The Trinité River (Rivière de la Trinité, /fr/), or Grande Trinité River is a river in the Côte-Nord region of Quebec, Canada. Salmon fishing is allowed, subject to limits.

==Course==

The Trinité River is in Baie-Trinité, Manicouagan, Quebec.
It is 75 km long.
The river runs through a winding valley in the Canadian Shield before entering the Gulf of Saint Lawrence beside the village of Baie-Trinité.
There are a few small lakes in the northern, Sept-Rivieres part of the river basin, including Lac Washamahwun, Lac Lanctot, Lac Rimouski and Lac Fox.
The river flows slowly through 67 shallow fishing holes interspersed with large rocks, with a steeper section near the end where it runs faster.
The river is accessible from Quebec Route 138.

==Environment==

A map of the Ecological regions of Quebec shows the upper portion of the river rising and flowing south through the eastern spruce/moss domain of the boreal zone.
Most of the river flows through the fir/white birch domain of the boreal zone.
The average annual temperature in the region is 0 C.
The warmest month is August, when the average temperature is 16 C, and the coldest is February, with -19 C.

==Dam==

Salmon use the fish ladder at the Grande Trinité River dam to reach the upper part of the river.
This was an old wooden structure built in 1929.
It collapsed in May 2009 and a CDN$4.5 million project was started to build a replacement concrete structure.
As part of the process cofferdams were built upstream and downstream.
The fish could still pass, but fishing was disrupted.

==Fishing==

Most of the river is managed for recreational fishing by the Zec de la Rivière-de-la-Trinité, which provides campsites, cabins and boat rentals.
Every year 700 to 800 salmon return.
The healthy salmon population is an important attraction to visitors.
There are also sea trout.
The fishing season is from June to mid-September.

==Management regimes==

The Saint-Lawrence Paper company held the exclusive fishing rights to the Grande Trinité and Petite Trinité rivers from the 1930s until the early 1960s, when it sold them to Domtar.
The river was used by wealthy Domtar executives and their guests until May 1976, when it was released to the non-profit Baie-Trinité Development Corporation in May 1976 in response to pressure from the people of Baie-Trinité.

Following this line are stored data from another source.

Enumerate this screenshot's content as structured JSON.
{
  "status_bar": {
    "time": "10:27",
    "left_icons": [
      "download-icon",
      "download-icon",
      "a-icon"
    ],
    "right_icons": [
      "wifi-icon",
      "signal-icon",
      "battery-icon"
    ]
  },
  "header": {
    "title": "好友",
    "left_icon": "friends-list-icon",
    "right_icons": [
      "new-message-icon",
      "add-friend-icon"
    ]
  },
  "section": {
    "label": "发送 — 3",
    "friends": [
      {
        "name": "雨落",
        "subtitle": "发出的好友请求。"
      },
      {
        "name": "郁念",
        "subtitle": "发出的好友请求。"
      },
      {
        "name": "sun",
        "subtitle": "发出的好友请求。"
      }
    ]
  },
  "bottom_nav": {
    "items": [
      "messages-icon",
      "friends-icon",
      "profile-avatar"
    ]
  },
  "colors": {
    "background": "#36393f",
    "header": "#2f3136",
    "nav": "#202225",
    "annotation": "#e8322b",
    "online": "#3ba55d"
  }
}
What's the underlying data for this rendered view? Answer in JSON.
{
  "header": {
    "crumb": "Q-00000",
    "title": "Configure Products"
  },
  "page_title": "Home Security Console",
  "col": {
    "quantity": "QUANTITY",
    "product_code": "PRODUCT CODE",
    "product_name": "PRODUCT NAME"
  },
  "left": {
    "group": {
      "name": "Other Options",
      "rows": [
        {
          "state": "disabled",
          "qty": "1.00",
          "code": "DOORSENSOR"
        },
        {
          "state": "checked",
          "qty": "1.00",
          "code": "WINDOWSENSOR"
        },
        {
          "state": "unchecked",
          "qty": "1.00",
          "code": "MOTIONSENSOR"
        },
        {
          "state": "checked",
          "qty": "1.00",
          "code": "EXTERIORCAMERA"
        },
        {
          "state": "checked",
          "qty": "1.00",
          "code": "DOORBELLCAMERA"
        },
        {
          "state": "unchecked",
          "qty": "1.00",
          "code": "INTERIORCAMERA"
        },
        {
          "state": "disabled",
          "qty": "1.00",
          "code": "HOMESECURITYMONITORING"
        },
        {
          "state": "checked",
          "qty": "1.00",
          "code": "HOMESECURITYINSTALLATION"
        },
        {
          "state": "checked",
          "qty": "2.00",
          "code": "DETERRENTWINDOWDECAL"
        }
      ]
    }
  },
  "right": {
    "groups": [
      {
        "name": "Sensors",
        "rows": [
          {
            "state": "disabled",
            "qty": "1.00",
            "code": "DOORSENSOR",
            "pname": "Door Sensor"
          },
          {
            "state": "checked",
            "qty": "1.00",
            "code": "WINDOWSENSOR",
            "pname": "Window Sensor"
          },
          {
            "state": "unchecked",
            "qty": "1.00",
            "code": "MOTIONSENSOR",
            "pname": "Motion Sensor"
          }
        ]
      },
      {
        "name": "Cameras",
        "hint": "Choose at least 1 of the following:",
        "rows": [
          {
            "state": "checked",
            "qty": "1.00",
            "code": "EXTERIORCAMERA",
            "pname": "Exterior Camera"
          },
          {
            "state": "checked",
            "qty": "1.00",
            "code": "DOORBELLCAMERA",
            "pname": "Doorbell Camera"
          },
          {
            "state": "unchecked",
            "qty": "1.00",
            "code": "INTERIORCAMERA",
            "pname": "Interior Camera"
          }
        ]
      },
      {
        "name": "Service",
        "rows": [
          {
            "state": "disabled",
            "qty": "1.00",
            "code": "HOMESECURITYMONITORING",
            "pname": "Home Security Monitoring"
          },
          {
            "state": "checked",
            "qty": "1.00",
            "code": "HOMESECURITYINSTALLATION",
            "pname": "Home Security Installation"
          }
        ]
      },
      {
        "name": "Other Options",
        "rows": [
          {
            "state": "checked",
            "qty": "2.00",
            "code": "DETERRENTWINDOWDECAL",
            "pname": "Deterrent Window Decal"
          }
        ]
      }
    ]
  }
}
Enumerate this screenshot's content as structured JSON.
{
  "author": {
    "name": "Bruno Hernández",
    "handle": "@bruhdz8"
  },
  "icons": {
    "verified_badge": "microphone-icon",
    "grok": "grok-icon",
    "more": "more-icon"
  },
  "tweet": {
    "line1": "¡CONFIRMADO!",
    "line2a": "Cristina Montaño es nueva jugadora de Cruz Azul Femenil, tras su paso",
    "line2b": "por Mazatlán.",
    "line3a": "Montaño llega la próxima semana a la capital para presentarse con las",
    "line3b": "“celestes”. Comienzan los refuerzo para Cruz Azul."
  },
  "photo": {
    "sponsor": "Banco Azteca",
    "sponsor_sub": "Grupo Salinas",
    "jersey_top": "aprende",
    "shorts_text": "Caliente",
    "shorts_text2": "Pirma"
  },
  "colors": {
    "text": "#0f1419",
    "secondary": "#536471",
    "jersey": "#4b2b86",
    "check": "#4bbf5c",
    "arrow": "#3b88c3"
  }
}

In 1978 the Baie-Trinité fishing and hunting reserve was created to cover the 356 km of territory between the existing Rivière-Trinité and Petite-Trinité reserves.
The Rivière-Trinité reserve became the Zone d'exploitation controlée (Zec (Note: A Zone d'exploitation contrôlée (Zec) is a zone where exploitation of natural resources is controlled. The land between the Trinité and Petit Trinité rivers, is managed by the Zec Trinité.)) Rivière de la Trinité.
In 1982 the Grande Trinité River was considered a representative salmon river of the upper Côte-Nord, and became an "experimental river" where researchers began to study salmon.